12 Settembre 2018

Quando l’apparato conta più della sostanza

di Don Giuseppe Rabita

Si vedono talvolta spose uscire dalla Chiesa con vestiti che ci si aspetterebbe in ben altri contesti, qualcuno dirà “è la moda”, a volte è invece una questione di rispetto e di buon senso (oltre che di buon gusto). È quello che deve aver pensato don Cristiano Bobbo, parroco di Oriago e Ca’ Sabbioni, in provincia di Venezia, che sulle pagine del settimanale parrocchiale «Una voce nella Riviera», ha suggerito di tassare i vestiti da sposa più appariscenti e succinti. Un’idea nata dall’esasperazione del parroco costretto ad officiare sempre più matrimoni in cui la sposa dimentica «la semplicità e il buon gusto» per lasciarsi andare alle «deformazioni della moda, che oggi sembra imporre modelli che amano sguazzare nel fango dei sentimenti e delle esperienze possibilmente deviate o debordanti». Questo quanto apparso sul Corriere del Veneto del 4 settembre scorso.

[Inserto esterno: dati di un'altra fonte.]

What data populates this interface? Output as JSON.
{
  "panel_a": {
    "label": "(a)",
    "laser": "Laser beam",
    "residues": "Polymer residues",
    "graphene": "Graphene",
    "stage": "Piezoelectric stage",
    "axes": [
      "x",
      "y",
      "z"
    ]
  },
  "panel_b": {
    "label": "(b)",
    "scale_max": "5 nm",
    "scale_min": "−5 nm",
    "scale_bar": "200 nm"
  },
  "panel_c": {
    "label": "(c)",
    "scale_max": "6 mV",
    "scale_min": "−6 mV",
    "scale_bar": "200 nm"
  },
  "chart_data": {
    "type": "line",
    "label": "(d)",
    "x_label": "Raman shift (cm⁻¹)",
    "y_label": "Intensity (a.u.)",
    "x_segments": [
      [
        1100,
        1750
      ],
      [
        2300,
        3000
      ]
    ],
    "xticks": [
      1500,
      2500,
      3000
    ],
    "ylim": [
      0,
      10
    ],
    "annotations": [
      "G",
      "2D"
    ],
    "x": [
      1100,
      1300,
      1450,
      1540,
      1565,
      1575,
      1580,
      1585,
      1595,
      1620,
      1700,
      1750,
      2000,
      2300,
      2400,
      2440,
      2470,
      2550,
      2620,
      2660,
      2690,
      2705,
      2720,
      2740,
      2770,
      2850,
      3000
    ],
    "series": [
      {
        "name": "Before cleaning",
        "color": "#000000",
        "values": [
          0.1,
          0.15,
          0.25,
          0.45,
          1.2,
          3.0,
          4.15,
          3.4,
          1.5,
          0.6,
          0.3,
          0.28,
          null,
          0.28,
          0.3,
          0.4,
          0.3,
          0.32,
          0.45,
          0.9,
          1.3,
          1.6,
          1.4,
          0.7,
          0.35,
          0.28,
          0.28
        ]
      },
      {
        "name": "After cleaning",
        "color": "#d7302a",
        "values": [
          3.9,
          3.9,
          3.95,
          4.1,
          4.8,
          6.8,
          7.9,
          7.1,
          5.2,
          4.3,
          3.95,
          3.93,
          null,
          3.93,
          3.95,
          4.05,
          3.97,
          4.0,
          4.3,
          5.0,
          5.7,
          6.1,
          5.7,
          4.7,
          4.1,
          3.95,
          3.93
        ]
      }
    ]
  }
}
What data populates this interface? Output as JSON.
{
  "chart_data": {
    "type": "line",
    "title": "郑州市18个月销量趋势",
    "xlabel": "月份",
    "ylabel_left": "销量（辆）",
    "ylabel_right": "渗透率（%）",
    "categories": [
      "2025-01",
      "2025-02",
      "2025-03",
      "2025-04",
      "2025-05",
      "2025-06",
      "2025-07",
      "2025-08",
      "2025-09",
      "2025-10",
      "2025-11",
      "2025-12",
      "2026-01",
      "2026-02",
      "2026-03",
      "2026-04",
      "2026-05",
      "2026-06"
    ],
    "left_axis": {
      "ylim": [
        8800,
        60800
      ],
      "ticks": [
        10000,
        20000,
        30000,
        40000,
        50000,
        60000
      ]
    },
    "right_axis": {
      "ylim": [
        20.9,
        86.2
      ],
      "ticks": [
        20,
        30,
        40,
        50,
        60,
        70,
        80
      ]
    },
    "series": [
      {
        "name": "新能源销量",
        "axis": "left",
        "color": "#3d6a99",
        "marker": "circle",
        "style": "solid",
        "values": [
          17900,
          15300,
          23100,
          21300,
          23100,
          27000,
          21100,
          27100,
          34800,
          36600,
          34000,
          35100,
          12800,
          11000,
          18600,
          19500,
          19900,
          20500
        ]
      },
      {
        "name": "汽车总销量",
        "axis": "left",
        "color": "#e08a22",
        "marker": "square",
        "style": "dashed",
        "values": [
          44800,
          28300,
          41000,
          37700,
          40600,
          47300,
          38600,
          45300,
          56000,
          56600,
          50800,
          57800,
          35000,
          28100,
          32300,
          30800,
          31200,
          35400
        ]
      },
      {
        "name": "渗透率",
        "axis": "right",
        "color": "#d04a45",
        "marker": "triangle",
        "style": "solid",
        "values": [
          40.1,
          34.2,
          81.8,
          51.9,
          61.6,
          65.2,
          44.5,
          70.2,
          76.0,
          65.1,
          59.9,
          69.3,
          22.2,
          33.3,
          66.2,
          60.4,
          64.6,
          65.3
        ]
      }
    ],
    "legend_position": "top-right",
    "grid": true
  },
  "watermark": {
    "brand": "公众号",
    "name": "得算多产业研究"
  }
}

E l’agenzia Ansa aggiunge: Per il sacerdote «sarebbe importante che le spose facessero comprendere anche attraverso la semplicità e il buongusto del loro vestito la delicatezza, la poesia e la freschezza del momento che stanno vivendo».

Questo perché, prosegue don Cristiano, «C’è uno stile di dignità e riserbo che dev’essere riconquistato; c’è un rispetto dell’altro che è alla base di una vita sociale seria e serena».

Don Bobbo vuole risvegliare il buon senso prima ancora del sensus fidei, lo fa con leggerezza e con ironia, e non tutti hanno colto l’occasione per farsi un sano esame di coscienza. La suggestione del parroco di Oriago ha infatti raccolto repliche discordanti, e i fedeli si sono divisi tra chi si accoda alla polemica sollevata, e i tanti indignati per la presunta ingerenza del prete nella sfera personale.

Si tratta certamente di una provocazione e non certo di un espediente per incrementare le entrate della parrocchia. Di fatto, al cattivo gusto non ci sono proprio limiti e se ne accorgono bene i parroci che sono sempre più costretti ad arginare le fantasie più assurde non solo per quanto riguarda l’abito, ma tutto un corollario di sciocchezze ispirate soltanto alla spettacolarità e alla voglia di essere unici.

Tutto ciò a scapito della consapevolezza di ciò che gli sposi vanno a celebrare celebrando il matrimonio che per noi cattolici è sacramento. In genere alla grandezza dell’apparato corrisponde la scarsa o nulla sensibilità di fede. Salvo poi a cercare cavilli per sciogliere un matrimonio fondato sull’appariscenza.

In fondo, per chi non vuole intromissioni nella sua cerimonia, c’è pur sempre il matrimonio in Comune!